Which made me go through the source and docs as I was very curious how they managed to do that with such a short running function, but I could only find that they made an average when the duration is this short. At which point I asked you:

At which point I should have noticed the ambiguety of using ‘sample’ and that you meant Sample with it.

I am thankful that this caused you to share the underlying documentation about this, thank you! :slight_smile:

@matthias314 I still don’t have a clear answer for you, however the statistics I proved in my previous post show that there is no actual time difference between branchv060 and discourse-136336 when looking at the full time duration over multiple calls.

I did do some more runs and it does seem that discourse-136336 version does suffer more system interruptions (More frequent and higher longest single call duration) which might explain it, but I am not yet confident in this.

1 Like

@Tyrone Thanks for your help!!

In the meantime I’ve found that a tiny change in the code (passing from UInt8 to Int8 somewhere) makes the whole issue miraculously go away. Understanding the differences in the benchmarks would still interesting to avoid similar problems in the future. However, it’s not an issue for the next release of my package anymore.

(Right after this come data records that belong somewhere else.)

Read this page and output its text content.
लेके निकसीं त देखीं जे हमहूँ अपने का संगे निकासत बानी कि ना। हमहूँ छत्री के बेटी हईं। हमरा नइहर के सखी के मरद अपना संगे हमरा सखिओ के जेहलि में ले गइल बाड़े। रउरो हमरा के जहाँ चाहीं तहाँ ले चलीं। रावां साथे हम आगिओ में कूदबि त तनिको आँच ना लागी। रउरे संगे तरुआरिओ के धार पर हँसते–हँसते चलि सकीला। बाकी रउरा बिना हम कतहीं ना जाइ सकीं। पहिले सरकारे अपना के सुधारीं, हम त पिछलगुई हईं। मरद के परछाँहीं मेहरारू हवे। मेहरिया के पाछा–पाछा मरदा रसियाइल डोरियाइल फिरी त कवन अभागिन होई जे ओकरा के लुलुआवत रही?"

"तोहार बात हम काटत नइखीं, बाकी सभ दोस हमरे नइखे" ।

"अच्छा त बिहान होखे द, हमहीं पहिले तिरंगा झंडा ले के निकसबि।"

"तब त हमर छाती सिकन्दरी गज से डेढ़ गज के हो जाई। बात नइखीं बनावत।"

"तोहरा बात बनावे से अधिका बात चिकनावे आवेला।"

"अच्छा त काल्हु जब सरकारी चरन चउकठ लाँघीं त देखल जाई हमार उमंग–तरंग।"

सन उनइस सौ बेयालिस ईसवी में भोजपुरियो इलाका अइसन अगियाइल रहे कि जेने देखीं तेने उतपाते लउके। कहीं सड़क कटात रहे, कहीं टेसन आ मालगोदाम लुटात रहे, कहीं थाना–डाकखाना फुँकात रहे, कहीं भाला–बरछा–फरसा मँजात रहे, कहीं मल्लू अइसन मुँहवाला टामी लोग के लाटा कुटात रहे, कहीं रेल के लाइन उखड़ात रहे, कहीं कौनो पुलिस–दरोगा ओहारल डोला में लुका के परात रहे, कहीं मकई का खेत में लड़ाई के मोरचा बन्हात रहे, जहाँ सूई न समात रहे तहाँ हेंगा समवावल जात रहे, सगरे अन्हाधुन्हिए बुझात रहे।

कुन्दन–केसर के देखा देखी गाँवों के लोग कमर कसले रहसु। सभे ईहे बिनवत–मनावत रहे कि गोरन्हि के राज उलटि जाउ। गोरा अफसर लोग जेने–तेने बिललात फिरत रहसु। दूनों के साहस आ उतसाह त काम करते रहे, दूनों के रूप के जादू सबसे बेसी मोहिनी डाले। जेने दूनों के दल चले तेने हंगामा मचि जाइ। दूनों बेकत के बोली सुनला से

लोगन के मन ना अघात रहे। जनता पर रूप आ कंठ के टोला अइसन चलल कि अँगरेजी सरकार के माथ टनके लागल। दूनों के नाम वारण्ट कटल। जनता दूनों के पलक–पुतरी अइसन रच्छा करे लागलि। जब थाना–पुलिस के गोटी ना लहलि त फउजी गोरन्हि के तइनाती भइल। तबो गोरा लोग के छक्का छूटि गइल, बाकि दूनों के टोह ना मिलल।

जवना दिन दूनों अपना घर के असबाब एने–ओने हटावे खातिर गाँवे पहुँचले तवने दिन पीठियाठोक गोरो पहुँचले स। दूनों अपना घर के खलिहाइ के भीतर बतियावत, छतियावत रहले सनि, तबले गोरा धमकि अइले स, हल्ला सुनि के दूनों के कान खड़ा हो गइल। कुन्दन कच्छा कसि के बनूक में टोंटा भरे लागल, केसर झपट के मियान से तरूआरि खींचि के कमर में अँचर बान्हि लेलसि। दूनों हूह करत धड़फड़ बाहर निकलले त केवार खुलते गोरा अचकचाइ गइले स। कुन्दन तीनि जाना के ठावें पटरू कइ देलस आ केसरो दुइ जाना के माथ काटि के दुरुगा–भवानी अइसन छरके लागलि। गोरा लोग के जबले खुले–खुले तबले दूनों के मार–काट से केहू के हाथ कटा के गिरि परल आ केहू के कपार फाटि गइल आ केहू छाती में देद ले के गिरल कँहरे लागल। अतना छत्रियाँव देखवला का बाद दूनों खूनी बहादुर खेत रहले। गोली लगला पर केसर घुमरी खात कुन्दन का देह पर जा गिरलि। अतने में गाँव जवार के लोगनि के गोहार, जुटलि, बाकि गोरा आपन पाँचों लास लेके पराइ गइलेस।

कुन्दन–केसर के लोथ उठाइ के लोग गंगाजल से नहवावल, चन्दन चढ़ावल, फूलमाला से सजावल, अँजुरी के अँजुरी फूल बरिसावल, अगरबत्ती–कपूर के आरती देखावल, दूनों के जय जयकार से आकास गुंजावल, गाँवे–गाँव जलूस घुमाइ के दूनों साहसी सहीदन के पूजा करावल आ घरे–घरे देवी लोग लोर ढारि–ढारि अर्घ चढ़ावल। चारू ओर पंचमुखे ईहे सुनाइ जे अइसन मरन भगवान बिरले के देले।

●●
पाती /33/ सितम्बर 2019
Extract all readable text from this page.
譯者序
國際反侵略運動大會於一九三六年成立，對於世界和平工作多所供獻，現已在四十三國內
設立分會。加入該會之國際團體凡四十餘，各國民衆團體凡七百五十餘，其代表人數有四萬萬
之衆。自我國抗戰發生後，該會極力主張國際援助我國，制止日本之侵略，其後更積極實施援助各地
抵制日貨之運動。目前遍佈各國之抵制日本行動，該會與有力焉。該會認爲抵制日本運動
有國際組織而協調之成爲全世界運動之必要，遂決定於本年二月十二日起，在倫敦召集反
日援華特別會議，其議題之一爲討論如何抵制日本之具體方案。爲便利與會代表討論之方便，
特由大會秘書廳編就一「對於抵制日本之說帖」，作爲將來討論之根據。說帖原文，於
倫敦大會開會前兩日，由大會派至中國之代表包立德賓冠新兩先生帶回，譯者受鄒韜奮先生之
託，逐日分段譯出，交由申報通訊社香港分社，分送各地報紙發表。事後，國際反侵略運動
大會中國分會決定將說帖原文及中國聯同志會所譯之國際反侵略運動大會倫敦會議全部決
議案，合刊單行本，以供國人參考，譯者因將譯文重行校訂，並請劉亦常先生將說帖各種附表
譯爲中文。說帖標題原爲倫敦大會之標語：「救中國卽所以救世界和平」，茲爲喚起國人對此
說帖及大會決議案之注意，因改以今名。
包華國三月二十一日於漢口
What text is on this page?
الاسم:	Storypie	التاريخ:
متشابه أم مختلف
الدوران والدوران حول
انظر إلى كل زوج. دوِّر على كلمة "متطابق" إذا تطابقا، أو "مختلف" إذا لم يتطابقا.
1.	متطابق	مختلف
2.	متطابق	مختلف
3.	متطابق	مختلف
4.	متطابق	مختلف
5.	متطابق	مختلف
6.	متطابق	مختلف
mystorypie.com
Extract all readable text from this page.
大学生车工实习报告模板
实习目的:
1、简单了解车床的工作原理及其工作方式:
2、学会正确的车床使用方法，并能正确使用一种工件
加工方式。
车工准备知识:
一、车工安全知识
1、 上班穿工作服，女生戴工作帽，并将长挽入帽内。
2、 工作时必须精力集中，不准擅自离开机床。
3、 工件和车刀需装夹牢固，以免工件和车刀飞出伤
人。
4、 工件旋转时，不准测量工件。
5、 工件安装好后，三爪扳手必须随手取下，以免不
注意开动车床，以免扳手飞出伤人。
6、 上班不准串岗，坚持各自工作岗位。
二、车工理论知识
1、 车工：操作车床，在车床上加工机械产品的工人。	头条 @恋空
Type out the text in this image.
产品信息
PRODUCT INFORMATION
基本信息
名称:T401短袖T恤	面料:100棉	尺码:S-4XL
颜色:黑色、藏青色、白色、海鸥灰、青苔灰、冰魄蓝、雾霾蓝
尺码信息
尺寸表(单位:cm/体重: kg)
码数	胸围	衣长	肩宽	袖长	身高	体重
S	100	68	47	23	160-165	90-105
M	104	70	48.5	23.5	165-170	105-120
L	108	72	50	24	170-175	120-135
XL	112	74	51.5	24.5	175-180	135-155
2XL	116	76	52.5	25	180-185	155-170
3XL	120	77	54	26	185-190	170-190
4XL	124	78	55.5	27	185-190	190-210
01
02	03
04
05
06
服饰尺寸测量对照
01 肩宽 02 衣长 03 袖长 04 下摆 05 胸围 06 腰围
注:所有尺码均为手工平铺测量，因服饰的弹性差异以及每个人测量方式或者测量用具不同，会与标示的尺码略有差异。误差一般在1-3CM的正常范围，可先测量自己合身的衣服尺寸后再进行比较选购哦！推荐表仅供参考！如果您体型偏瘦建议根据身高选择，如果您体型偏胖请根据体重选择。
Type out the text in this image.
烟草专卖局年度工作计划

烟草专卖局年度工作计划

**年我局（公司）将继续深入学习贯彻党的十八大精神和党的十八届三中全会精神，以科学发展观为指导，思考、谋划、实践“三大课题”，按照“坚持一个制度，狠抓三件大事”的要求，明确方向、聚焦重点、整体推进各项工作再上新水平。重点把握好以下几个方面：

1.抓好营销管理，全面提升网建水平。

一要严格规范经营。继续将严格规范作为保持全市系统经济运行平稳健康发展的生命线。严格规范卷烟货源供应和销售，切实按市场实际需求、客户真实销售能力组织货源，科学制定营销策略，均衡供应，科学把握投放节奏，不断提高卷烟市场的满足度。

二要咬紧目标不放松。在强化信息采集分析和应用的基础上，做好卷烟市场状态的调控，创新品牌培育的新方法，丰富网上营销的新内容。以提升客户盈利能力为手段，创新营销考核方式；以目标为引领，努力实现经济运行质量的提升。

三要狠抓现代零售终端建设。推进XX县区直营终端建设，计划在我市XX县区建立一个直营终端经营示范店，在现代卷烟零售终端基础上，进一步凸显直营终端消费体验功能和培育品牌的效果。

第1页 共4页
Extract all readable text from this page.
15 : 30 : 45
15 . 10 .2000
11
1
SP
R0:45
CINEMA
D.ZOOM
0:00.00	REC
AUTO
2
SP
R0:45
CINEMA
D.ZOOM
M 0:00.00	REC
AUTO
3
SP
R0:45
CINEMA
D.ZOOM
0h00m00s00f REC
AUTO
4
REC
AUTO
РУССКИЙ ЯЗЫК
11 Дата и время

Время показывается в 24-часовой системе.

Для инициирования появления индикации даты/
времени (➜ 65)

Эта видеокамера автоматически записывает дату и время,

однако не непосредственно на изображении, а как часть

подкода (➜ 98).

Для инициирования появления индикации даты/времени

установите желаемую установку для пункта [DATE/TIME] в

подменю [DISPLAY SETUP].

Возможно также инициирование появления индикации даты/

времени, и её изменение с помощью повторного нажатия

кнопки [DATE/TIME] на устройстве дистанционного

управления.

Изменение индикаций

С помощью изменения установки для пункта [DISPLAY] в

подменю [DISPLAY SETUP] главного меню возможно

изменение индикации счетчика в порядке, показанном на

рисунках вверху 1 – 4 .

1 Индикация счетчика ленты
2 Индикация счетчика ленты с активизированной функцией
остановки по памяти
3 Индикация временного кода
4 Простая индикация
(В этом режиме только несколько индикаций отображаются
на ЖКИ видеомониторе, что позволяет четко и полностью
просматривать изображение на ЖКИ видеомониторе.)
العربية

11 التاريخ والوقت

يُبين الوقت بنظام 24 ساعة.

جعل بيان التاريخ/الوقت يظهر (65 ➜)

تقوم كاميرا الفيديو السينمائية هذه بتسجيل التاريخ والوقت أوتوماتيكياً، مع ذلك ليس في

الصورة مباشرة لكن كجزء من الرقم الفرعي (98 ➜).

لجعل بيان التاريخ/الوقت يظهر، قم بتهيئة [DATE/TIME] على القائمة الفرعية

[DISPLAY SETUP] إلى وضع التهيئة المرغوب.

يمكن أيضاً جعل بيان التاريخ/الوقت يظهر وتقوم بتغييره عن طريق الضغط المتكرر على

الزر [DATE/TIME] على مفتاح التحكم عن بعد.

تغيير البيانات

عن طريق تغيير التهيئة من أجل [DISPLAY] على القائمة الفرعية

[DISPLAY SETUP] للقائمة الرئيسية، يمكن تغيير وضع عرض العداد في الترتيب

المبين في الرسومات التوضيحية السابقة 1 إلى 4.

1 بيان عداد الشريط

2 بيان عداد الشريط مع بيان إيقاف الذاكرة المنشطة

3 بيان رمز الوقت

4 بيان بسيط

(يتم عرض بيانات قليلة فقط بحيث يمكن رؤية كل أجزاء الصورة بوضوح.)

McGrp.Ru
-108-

A minimal reproducer would help.

I suppose a possible cause is differing alignments in the executable code. I suppose that even when @code_native is identical, it is expected that performance characteristics of machine code may vary due to different offsets and stuff, due perhaps to padding (NOP instructions?) being inserted at different places. I do not remember the specifics, but look into profile-guided optimization (PGO) showcases for proof that this is important. In some experiments, such things can cause more than 10% performance differences as far as I remember.

That’s probably tricky because the benchmarks here seem to be sensitive even to small changes. One could say that the current example is already small in the sense that the function we are talking about has less than 50 assembler instructions (and does not call any other function).

I meant a reproducer that does not depend on any package. Except on Chairmarks.jl / BenchmarkTools.jl.